When you hear the Ringling name, art probably isn’t the first thing that comes to your mind. Still today, just as it did a hundred years ago, it means first and foremost, the circus. But John Ringling was no crass, exploitive P. T. Barnum. He was a consummate business entrepreneur, and cultured gentleman. He and his wife, Mable, travelled yearly to Europe, not just to recruit new circus acts, but to visit all the great museums on the continent, immersing themselves totally in the great pool of world art. What he didn't know about art collecting, John Ringling learned the hard way, or through the art books he devoured nightly in place of sleep. As one might expect, given his background as a showman, he gravitated toward the Baroque era and especially the work of Peter Paul Rubens. He bought four of the largest paintings Rubens ever created including the massive Abraham Receiving Bread and Wine from Melchizedek. Painted in the 1620s at the height of Rubens' career, they were, in fact, cartoons for a series of enormous tapestries commissioned by the sister of the King of Spain. His favourites also included work by van Dyck, Velázquez, Frans Hals, Poussin, Veronese, and Tiepolo.

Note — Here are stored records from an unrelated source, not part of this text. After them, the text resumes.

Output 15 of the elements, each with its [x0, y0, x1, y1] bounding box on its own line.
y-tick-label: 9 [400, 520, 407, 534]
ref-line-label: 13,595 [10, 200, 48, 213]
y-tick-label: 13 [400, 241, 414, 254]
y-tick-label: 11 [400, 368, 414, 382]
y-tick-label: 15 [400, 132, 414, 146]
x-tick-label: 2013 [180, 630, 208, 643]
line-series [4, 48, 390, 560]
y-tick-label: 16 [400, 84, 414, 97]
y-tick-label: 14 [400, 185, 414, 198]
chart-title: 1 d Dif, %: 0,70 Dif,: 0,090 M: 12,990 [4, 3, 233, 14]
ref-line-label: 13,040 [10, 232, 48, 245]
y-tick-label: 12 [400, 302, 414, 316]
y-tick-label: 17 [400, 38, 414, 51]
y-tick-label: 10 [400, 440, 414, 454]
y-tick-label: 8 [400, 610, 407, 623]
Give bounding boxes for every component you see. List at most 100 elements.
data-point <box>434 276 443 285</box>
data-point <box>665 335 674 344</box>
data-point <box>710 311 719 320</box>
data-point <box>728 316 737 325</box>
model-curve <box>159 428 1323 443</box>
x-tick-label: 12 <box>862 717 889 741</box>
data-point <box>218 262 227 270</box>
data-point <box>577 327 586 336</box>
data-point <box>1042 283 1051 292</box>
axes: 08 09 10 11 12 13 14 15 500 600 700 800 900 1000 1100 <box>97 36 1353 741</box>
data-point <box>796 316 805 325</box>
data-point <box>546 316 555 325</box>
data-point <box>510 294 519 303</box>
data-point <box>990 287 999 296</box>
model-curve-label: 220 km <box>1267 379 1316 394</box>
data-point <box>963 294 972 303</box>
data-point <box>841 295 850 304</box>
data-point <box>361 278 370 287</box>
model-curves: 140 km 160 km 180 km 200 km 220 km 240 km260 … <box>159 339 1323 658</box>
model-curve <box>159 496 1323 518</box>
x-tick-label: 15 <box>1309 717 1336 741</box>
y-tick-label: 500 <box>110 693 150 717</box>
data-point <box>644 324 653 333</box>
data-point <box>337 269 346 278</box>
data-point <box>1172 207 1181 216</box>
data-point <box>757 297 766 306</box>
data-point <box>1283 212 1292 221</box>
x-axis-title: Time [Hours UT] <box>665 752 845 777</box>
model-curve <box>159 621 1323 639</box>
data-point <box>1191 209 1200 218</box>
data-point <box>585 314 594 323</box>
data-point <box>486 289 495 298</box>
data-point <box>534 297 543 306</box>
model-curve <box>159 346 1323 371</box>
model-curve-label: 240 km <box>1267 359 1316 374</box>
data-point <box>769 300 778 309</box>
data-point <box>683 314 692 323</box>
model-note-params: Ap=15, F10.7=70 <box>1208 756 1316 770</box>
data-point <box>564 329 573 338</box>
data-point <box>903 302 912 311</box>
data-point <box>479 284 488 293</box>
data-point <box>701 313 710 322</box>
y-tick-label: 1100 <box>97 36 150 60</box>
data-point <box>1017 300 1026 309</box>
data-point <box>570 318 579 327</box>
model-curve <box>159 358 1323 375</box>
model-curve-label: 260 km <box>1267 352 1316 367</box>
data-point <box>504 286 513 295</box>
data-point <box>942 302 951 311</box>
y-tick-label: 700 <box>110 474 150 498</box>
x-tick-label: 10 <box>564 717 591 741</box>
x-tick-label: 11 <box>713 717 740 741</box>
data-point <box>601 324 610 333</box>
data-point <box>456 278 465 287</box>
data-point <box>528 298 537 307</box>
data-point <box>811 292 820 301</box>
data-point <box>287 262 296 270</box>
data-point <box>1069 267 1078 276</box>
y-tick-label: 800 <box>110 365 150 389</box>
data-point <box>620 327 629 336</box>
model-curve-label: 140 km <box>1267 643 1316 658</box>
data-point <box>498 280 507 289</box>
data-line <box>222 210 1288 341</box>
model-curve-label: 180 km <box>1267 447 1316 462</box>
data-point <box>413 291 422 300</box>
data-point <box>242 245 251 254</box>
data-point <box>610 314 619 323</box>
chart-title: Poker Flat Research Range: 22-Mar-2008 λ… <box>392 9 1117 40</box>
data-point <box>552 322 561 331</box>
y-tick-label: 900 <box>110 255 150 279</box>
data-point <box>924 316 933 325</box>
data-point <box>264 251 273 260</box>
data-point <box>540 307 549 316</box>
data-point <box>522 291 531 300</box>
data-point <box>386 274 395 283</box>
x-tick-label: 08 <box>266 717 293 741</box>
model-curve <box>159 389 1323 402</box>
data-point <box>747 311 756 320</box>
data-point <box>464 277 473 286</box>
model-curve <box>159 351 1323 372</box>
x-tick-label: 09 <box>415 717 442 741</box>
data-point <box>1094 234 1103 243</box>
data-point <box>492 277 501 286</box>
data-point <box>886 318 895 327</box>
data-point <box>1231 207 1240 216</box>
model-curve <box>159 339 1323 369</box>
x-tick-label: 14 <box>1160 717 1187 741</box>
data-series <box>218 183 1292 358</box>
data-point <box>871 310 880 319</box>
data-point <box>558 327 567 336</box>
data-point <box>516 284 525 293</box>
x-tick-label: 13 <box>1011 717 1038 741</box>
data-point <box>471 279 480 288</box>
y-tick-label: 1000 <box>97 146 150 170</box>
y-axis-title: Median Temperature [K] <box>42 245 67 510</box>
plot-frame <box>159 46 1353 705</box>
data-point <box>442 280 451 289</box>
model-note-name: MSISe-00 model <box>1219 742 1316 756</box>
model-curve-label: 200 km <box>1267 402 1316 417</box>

John Ringling was born to immigrant parents in 1866, in McGregor Iowa, the sixth of nine children, five of whom became the famous Ringling Brothers. Through shrewd management and mergers with other, smaller circuses, including Barnum & Bailey's, the "Greatest Show on Earth" became no idle boast. His personal holdings in real estate, mining, and petroleum gave him the money, during the boom years of the 1920s, to indulge his collecting genius. In just over four years, he purchased over 500 paintings intended from the very beginning to form the bulk of a great museum. Today, that museum exists next to his fabulous $1.5 million Venetian-style mansion near the winter home of the Ringling Brothers Circus in Sarasota, Florida overlooking Tampa Bay. The complex also includes an Italian opera theatre, imported and reconstructed from Asolo, Italy, and a Circus Museum, both added by the state of Florida after World War II. The museum itself is a work of art, an Italian style villa with a large sculpture courtyard dominated by a life-size replica of Michelangelo's David. Ironically, it was Ringling's passion for art collecting which led directly to his economic downfall. When the stock market crashed in 1929, the circus suffered as did his personal finances, which he'd stretched to the limit in pursuing his dream of creating a great museum. He died virtually penniless in 1936. But despite dire, economic straits during his declining years, contributions from a devoted household staff and circus employees allowed this beloved showman to continue to live and die in his usual Baroque splendour.